From above description, in the present invention, the residual charges remains on the sub-region, which utilizes the sub TFT 91 coupled to the different Gn—1 scanning line to turn on/off the sub TFT 91, and by activating the adjacent Sn+1 gate line for removing the residual charges to suppress image sticking, and further recharging the pixel. It can avoid the issue of the prior art that the recharge of sub-pixel needs to be performed after residual charges removed. The residual charges are removed by neutralizing positive charges and negative charges of different region and components.

Therefore, in the prior art, the main TFT and the sub TFT are coupled to the identical scanning line and data line. The storage charges of the main TFT and the sub TFT are simultaneously dissipated as turning on their gate thus the recharge of sub-pixel needs to be performed after residual charges removed. The main technical features of the present invention is that the residual charges remains on the sub-region, which utilizes the sub TFT coupled to pro-scanning line and adjacent data line to turn on the sub TFT before recharging the pixel, and by activating the adjacent gate line for removing the residual charges, and then recharging the pixel. Therefore, it is without the step of removing the residual charges.

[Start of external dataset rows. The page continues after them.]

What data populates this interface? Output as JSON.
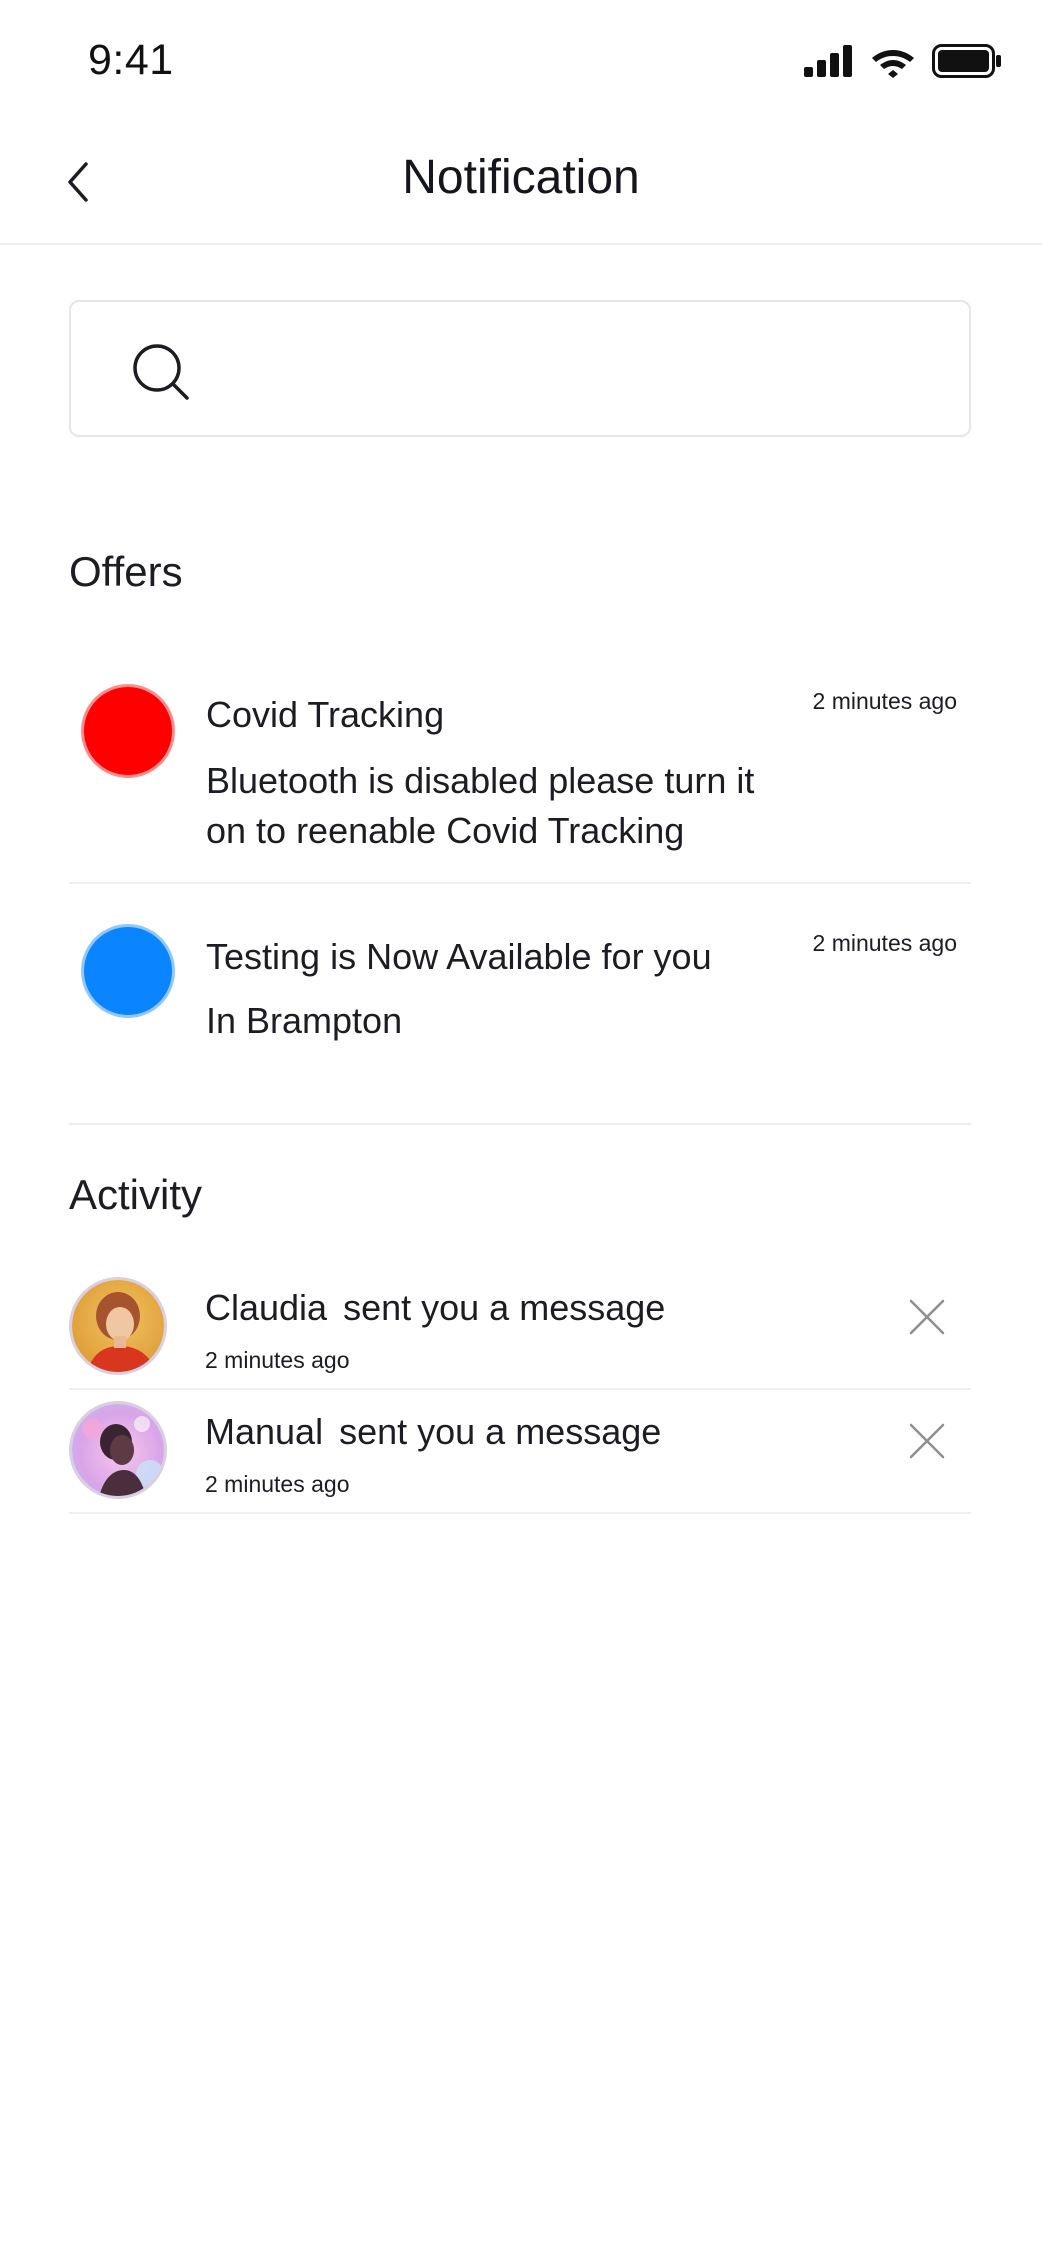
{
  "status_bar": {
    "time": "9:41"
  },
  "nav": {
    "title": "Notification"
  },
  "search": {
    "placeholder": "",
    "value": ""
  },
  "offers": {
    "title": "Offers",
    "items": [
      {
        "title": "Covid Tracking",
        "body": "Bluetooth is disabled please turn it on to reenable Covid Tracking",
        "time": "2 minutes ago",
        "color": "#ff0000"
      },
      {
        "title": "Testing is Now Available for you",
        "body": "In Brampton",
        "time": "2 minutes ago",
        "color": "#0a84ff"
      }
    ]
  },
  "activity": {
    "title": "Activity",
    "items": [
      {
        "name": "Claudia",
        "message": "sent you a message",
        "time": "2 minutes ago"
      },
      {
        "name": "Manual",
        "message": "sent you a message",
        "time": "2 minutes ago"
      }
    ]
  },
  "colors": {
    "text": "#1c1c24",
    "divider": "#efeff1",
    "icon_gray": "#8e8e93"
  }
}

The above description of the invention is illustrative, and is not intended to be limiting. It will thus be appreciated that various additions, substitutions and modifications may be made to the above described embodiments without departing from the scope of the present invention. Accordingly, the scope of the present invention should be construed in reference to the appended claims.

Claims

1. A liquid crystal display panel with a first substrate, comprising:

a main thin film transistor disposed on said first substrate with a first gate coupled to a corresponding scanning line and a first source coupled to a corresponding data line;

a sub thin film transistor disposed on said first substrate with a second gate coupled to pro-scanning line of said corresponding scanning line and a second source coupled to the adjacent data line of said corresponding data line;

wherein said main thin film transistor and said sub thin film transistor are disposed on an identical pixel;

a first storage capacitance coupled to first drain of said main thin film transistor and a second storage capacitance coupled to second drain of said sub thin film transistor; and

a first liquid capacitance coupled to first drain of said main thin film transistor and a second liquid capacitance coupled to second drain of said sub thin film transistor.

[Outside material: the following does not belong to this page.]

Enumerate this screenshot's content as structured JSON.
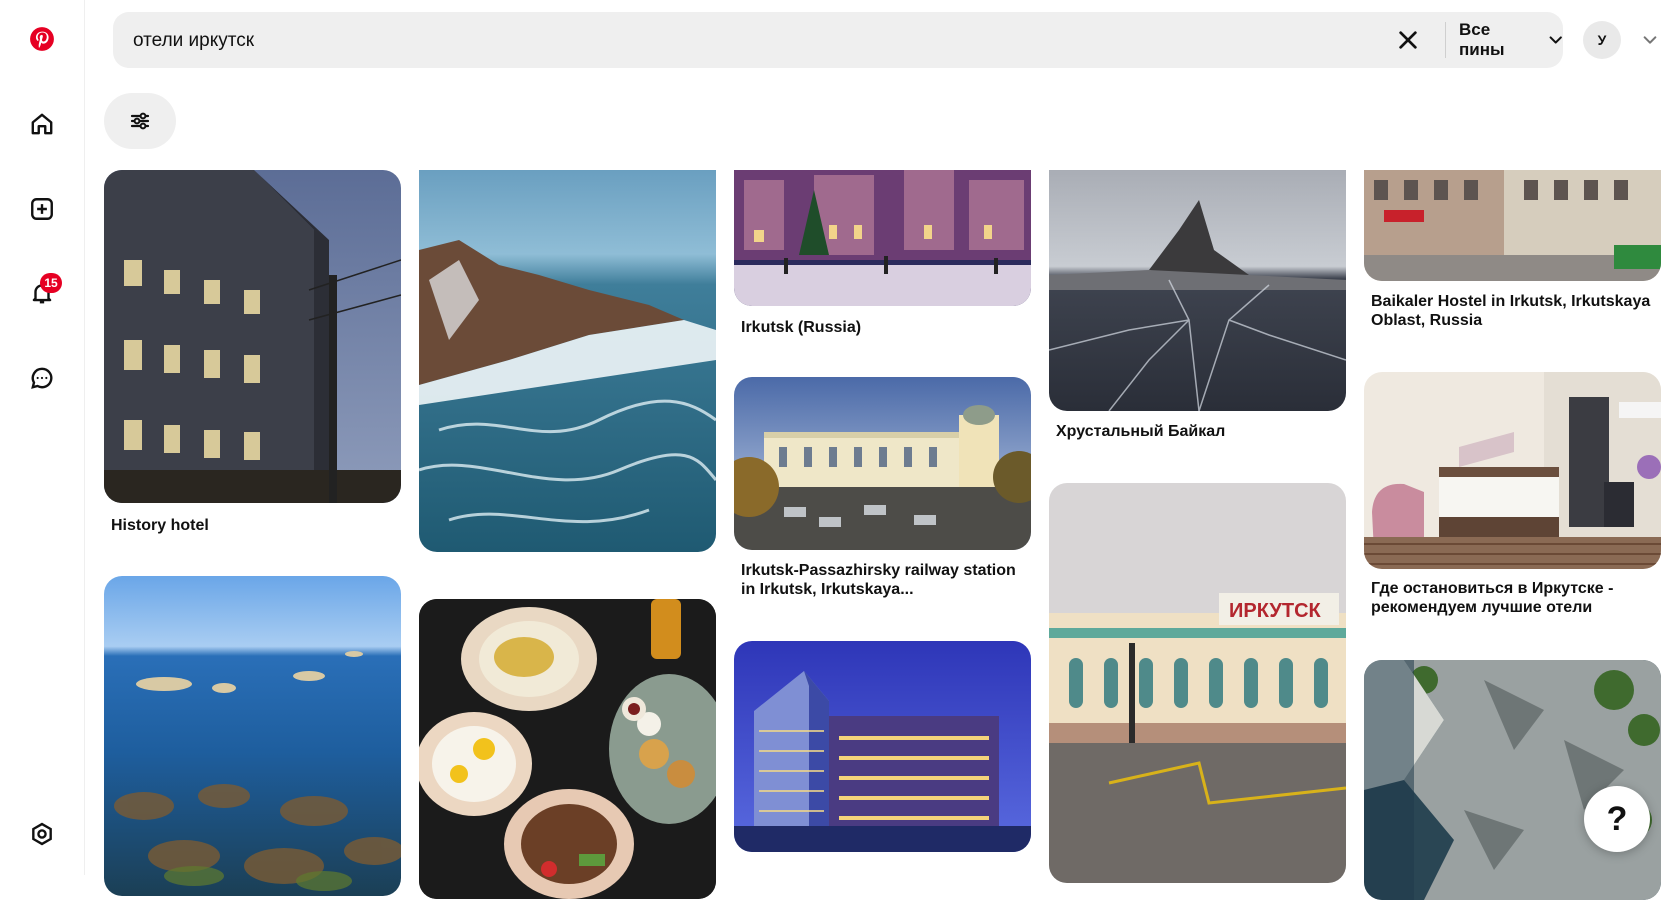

2. The liquid crystal display panel of claim 1, further comprising an auxiliary capacitance coupled to said second storage capacitance.

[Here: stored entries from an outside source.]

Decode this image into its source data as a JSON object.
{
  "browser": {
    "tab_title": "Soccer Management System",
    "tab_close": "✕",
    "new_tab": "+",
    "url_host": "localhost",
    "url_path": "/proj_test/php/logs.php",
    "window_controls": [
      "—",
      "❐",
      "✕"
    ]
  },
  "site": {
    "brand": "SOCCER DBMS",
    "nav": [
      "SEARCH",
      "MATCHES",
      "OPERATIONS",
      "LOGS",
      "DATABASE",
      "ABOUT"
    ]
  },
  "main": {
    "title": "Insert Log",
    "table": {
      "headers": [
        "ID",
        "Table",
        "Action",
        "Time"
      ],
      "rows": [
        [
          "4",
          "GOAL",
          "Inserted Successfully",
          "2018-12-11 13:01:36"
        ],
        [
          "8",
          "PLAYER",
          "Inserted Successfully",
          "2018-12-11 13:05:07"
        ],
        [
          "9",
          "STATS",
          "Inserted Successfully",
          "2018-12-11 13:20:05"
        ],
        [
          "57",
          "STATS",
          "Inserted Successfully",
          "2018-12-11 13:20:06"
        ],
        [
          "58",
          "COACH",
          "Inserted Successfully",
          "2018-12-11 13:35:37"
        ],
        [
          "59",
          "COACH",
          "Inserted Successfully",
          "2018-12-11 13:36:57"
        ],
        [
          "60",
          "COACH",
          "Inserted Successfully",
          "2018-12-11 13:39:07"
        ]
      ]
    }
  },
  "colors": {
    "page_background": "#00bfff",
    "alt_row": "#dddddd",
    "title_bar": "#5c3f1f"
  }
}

3. The liquid crystal display panel of claim 1, further comprising an auxiliary capacitance coupled to said second liquid capacitance.

4. The liquid crystal display panel of claim 1, wherein said first substrate is active component array substrate.

5. The liquid crystal display panel of claim 1, further comprising a second substrate which is a color filter substrate corresponding to said first substrate.

6. The liquid crystal display panel of claim 1, further comprising liquid crystals disposed between said first substrate and said second substrate.

7. A method for eliminating image sticking of a liquid crystal display panel, comprising:

disposing a main thin film transistor and a sub thin film transistor on an identical pixel;

coupling a corresponding scanning line to a first gate of said main thin film transistor, coupling a corresponding data line to a first source of said main thin film transistor; and

coupling pro-scanning line to a second gate of said sub thin film transistor, coupling adjacent data line to a second source of said sub thin film transistor to eliminate said image sticking.